For me, this distinction is important. While I appreciate that the child-centred approach begins to redress some of the imbalances in previous models that over-emphasised discipline, I (currently) think any approach that presumes to show 100% positivity potentially suffers several weaknesses:
- it's impossible to give 100% all the time, so it sets up standards that are unattainable, resulting in increased stress, feelings of failure, anger and resentment
- it creates a shadow side and does not acknowledge that there will be moments when children receive less than 100% affirmation because of external pressures and the flow of daily life, rather than accepting this as part of daily life and building it into parenting, and helping all members of the family develop acceptance and resilience in the face of day-to-day life events
- it sidelines the importance of the parents' relationship, making that secondary to children and I suspect that this crucial foundation stone for happy family life deserves more a little more attention
I didn't always have this belief. When I started working with at-risk teens, I naively assumed that what they really needed was unconditional love and appreciation. How wrong was I?!! I learnt very quickly that approval and support has to be coupled with boundaries and consequences for inappropriate actions. It never ceases to amaze me that these boundaries actually make teens feel safer and increase their trust level. But, in my experience, they really did work.

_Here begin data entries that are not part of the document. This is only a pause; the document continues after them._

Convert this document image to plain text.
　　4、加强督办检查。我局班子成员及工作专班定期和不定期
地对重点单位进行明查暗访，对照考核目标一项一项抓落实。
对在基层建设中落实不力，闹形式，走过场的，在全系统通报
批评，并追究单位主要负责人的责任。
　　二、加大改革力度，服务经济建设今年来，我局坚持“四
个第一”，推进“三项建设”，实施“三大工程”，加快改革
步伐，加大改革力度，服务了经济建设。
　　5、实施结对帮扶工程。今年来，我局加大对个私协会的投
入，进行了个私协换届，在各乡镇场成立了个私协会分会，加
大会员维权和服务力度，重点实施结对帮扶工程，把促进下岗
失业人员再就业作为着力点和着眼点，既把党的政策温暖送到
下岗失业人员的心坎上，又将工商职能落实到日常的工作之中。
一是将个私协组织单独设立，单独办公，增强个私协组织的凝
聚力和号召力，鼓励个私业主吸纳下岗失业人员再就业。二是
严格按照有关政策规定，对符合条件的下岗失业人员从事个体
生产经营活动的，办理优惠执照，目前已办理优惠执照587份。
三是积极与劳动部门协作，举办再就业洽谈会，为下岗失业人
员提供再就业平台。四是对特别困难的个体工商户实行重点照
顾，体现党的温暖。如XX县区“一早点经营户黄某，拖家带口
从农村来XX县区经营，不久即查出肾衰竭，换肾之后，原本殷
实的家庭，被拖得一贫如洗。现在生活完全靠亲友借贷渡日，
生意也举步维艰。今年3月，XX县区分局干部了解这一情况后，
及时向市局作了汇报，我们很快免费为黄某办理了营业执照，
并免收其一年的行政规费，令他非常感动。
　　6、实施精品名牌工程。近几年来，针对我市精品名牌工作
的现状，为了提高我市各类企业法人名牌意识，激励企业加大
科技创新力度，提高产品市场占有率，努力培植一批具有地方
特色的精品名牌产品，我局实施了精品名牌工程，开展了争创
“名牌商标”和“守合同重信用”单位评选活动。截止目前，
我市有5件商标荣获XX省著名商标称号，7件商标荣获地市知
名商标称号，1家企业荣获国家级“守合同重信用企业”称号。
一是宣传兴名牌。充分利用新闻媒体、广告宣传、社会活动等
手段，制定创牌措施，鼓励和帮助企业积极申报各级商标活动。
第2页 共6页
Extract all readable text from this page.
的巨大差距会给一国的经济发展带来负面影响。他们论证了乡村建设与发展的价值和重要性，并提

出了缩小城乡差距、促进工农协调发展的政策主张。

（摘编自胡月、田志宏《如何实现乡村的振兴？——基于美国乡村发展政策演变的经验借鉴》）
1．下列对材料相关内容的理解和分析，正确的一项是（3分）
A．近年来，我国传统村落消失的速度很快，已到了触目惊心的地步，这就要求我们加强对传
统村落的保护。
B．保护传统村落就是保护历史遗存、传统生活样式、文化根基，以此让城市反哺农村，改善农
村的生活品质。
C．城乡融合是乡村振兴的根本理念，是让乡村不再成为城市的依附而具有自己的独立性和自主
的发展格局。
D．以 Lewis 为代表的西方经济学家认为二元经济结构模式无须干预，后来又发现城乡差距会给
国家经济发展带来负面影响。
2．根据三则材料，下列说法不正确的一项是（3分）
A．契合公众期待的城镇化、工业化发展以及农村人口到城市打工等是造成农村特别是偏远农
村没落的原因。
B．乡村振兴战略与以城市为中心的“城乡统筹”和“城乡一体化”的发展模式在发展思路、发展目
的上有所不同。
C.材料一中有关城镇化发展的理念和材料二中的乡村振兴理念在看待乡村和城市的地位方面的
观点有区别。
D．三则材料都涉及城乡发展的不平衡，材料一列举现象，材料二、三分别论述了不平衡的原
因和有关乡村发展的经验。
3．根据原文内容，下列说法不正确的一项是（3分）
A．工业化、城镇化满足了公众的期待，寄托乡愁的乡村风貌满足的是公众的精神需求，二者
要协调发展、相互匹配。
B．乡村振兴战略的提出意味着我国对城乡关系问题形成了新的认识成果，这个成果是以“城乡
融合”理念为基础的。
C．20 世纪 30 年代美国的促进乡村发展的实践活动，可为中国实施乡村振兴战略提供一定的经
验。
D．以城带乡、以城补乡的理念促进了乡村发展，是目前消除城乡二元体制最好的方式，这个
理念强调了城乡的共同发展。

So, for me, it will be a lot of love, alongside Time-Outs in the Naughty Seat! But all this is a distraction from my heading: I'm talking about the process here - not the purpose.
For me, the purpose of parenthood, is to provide a platform for our children to express the very best of who they are: to identify and follow their passions; to become clear about what they love to do, who they love to spend time with, and what gives them a sense of joy and fulfillment in life.
I've seen parents try to shoe-horn their children into careers that the parents wanted for themselves, but that were entirely unsuitable for the children. I've seen parents push their children to be rounded, to have an interest in everything, but, to me, if they dislike the violin, they shouldn't be forced to practice it daily.
There are few human beings who are genuine all-rounders: Leonardo Da Vinci is the only example that readily pops to mind. Almost everyone else who has succeeded at something did so because it was their passion, because they specialised in it, and because they truly were absorbed, engaged and fulfilled in the pursuit of their passion.
In this regard, I'm always encouraged by an interview with Deepak Chopra: he said that he never forced his children to work, but to do what they loved during their holidays, and the irony was that they were always able to support themselves. Meanwhile, other parents he knew found themselves constantly supporting their older children who were consistently quitting jobs they didn't like!
So, in a nutshell, (and having no practical experience of motherhood yet!) it appears that my role is (at least) two-fold:
- to help my children identify and pursue their interests and passions so that they can do what they love in life
- to hold a balance between love, affection and affirmation of who they are alongside boundaries around how they behave, so that they can fulfill their potential as caring members of their family and communities.